Régulièrement, nous entendons parler de l’émergence d’un Web 3.0, une toute nouvelle version du web. Aussi qualifié de Web sémantique ou Web3, le Web 3.0 vise aujourd’hui à reconsidérer l’approche des différentes données présentes sur le web, notamment via le système de blockchain. S’agit-il d’un simple effet de mode ou d’une véritable nouvelle version du web ? Nous vous disons tout ce qu’il y a à savoir sur cette innovation du web.
D’où vient le Web 3.0 ?
À l’origine, le Web 3.0 est une évolution du World Wide Web imaginée par son fondateur, Tim Berners-Lee. Son objectif est de construire un web intelligent, dans lequel toutes les informations autrefois stockées deviennent entièrement comprises des machines. Cette extension du web vise ainsi à faciliter l’exploitation de données structurées, notamment via des normes et des standards ouverts.
En 2014, cette idée a été reprise par l’informaticien anglais Gavin Wood pour développer une nouvelle génération du web, nommée Web3. Ici, le World Wide Web se dote de plusieurs éléments tels que la décentralisation, la blockchain ou encore les cryptomonnaies.
Aujourd’hui, lorsque nous parlons de Web 3.0, nous pensons donc surtout au Web3, une nouvelle génération du web en plein développement.
Quelle différence entre Web 2.0 et Web 3.0 ?
Directe évolution du Web 1.0 ou web statique (HTML/CSS), le Web 2.0 marque le passage à un web dynamique. Ici, l’accent est mis sur les interactions entre les Internautes et les sites web, le tout via des bases de données relationnelles. Cela se traduit par l’apparition des technologies CMS, des réseaux sociaux ou encore des formulaires en ligne.
Avec le Web 3.0, l’objectif est de passer à l’étape supérieure pour proposer un web dit sémantique.
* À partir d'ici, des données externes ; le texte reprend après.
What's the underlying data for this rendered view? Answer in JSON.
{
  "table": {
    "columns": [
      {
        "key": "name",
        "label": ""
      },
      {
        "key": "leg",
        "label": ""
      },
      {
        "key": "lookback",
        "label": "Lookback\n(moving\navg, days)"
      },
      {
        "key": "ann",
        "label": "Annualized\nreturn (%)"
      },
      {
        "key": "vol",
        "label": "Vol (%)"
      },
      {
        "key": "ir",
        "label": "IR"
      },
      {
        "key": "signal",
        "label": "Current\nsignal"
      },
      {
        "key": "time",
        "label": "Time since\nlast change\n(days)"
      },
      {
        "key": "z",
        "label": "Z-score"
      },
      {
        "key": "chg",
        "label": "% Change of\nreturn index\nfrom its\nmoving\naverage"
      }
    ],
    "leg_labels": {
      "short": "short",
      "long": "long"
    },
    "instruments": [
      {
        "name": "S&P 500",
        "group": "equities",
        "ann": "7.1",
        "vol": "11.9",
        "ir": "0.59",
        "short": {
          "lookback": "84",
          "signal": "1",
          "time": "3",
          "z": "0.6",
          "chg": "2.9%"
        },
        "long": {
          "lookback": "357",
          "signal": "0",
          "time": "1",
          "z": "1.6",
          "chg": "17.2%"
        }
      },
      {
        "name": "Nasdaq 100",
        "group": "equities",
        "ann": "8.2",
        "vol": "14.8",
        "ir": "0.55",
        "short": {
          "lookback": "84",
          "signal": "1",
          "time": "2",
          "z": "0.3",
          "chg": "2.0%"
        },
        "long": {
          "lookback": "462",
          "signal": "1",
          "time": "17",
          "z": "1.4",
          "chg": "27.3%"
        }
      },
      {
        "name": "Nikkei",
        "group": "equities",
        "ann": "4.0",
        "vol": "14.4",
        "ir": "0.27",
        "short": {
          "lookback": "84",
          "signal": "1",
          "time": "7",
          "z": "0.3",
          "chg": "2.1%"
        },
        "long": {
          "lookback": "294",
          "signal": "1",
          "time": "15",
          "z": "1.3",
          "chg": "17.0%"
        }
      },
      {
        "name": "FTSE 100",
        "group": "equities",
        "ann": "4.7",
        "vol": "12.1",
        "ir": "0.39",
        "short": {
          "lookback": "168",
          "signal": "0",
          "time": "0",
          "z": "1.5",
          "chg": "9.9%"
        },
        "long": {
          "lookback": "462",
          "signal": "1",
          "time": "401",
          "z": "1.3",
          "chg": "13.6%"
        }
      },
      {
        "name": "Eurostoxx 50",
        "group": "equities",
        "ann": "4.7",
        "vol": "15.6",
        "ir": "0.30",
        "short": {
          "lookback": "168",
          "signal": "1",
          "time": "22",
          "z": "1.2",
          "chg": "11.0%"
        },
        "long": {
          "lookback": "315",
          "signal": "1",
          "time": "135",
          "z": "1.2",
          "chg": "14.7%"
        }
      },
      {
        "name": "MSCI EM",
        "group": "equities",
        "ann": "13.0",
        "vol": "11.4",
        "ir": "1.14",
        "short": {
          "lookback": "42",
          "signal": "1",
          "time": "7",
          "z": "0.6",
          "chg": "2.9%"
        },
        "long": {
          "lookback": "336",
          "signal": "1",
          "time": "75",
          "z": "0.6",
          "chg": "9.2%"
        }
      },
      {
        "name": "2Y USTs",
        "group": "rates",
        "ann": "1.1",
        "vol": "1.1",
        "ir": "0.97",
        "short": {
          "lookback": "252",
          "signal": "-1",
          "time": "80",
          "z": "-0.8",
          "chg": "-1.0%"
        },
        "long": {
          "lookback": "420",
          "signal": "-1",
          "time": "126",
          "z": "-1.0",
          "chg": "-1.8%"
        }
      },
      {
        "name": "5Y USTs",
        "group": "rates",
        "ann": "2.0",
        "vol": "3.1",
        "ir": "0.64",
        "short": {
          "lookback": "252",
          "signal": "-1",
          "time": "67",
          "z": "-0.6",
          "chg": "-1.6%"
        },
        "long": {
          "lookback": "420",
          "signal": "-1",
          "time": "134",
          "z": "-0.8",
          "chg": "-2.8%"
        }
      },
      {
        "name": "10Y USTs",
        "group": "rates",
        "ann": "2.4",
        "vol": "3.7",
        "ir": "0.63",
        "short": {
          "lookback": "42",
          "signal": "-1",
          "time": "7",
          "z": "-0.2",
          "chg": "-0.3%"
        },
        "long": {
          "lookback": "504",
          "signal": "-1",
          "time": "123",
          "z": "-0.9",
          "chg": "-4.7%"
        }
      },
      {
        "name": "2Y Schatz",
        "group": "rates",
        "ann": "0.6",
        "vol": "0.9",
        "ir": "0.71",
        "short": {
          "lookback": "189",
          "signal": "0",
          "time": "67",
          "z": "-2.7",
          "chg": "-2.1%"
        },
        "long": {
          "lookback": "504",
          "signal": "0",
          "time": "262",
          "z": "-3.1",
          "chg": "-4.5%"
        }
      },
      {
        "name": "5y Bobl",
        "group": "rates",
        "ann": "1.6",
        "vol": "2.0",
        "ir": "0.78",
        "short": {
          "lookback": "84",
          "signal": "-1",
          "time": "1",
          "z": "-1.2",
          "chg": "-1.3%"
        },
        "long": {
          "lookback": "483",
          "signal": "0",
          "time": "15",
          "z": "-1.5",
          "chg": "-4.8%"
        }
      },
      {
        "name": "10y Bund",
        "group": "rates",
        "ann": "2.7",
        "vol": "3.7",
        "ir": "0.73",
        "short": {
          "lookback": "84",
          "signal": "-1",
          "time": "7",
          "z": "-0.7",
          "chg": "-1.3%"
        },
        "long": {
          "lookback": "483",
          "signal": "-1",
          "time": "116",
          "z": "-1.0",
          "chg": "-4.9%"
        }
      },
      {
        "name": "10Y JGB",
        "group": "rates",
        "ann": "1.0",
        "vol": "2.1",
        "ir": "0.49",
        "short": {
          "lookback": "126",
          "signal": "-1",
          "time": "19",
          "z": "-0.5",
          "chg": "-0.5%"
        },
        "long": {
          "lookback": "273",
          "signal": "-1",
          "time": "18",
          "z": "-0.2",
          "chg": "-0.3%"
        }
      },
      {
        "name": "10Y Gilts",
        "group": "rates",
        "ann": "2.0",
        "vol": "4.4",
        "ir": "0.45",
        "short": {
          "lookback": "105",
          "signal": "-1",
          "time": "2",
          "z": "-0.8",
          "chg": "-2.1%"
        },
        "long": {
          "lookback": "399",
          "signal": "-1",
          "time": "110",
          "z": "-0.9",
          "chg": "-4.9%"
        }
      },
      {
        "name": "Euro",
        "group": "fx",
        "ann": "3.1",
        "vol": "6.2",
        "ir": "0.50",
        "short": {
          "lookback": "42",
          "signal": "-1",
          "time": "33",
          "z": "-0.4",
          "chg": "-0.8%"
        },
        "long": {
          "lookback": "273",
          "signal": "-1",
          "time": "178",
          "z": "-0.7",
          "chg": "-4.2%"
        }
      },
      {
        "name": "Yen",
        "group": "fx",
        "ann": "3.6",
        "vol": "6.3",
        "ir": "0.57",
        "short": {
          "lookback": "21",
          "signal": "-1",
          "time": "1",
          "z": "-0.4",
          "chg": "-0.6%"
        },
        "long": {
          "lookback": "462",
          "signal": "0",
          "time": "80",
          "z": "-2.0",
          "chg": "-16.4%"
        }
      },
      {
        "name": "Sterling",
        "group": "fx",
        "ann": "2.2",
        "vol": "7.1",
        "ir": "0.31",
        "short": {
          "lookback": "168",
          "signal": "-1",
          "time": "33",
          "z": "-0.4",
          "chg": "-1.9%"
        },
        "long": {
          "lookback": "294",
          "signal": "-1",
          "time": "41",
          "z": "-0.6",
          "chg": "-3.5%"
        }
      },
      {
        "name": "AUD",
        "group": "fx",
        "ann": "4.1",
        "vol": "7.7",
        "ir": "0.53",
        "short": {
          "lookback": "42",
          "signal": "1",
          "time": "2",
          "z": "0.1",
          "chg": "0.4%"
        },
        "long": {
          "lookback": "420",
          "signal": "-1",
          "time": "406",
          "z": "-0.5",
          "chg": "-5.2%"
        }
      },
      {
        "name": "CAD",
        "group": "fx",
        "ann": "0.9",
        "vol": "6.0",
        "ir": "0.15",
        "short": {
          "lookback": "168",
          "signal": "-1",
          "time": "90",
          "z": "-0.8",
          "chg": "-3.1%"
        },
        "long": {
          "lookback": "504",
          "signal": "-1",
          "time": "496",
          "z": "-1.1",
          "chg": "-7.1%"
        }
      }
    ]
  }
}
Grâce à la puissance des algorithmes, l’idée est de bâtir une expérience personnalisée, ouverte et décentralisée du web.
Pourquoi le Web 3.0 ?
Selon les partisans du Web 3.0, le principal problème des plateformes en ligne actuelles est le contrôle exercé par les GAFAM (Google, Apple, Facebook, Amazon et Microsoft). Le but du Web 3.0 est de redonner des droits aux Internautes en les responsabilisant sur un web dit « décentralisé ». Cette évolution confère alors plusieurs avantages à ses utilisateurs.
Un pouvoir redonné à l’utilisateur
L’idée d’un web décentralisé revient systématiquement dès que le Web 3.0 est abordé. De nos jours, nous remarquons effectivement une centralisation du web autour de grandes puissances, comme les GAFAM . Ces entreprises collectent d’énormes quantités de données et de contenus personnels sans que les Internautes aient réellement la main dessus.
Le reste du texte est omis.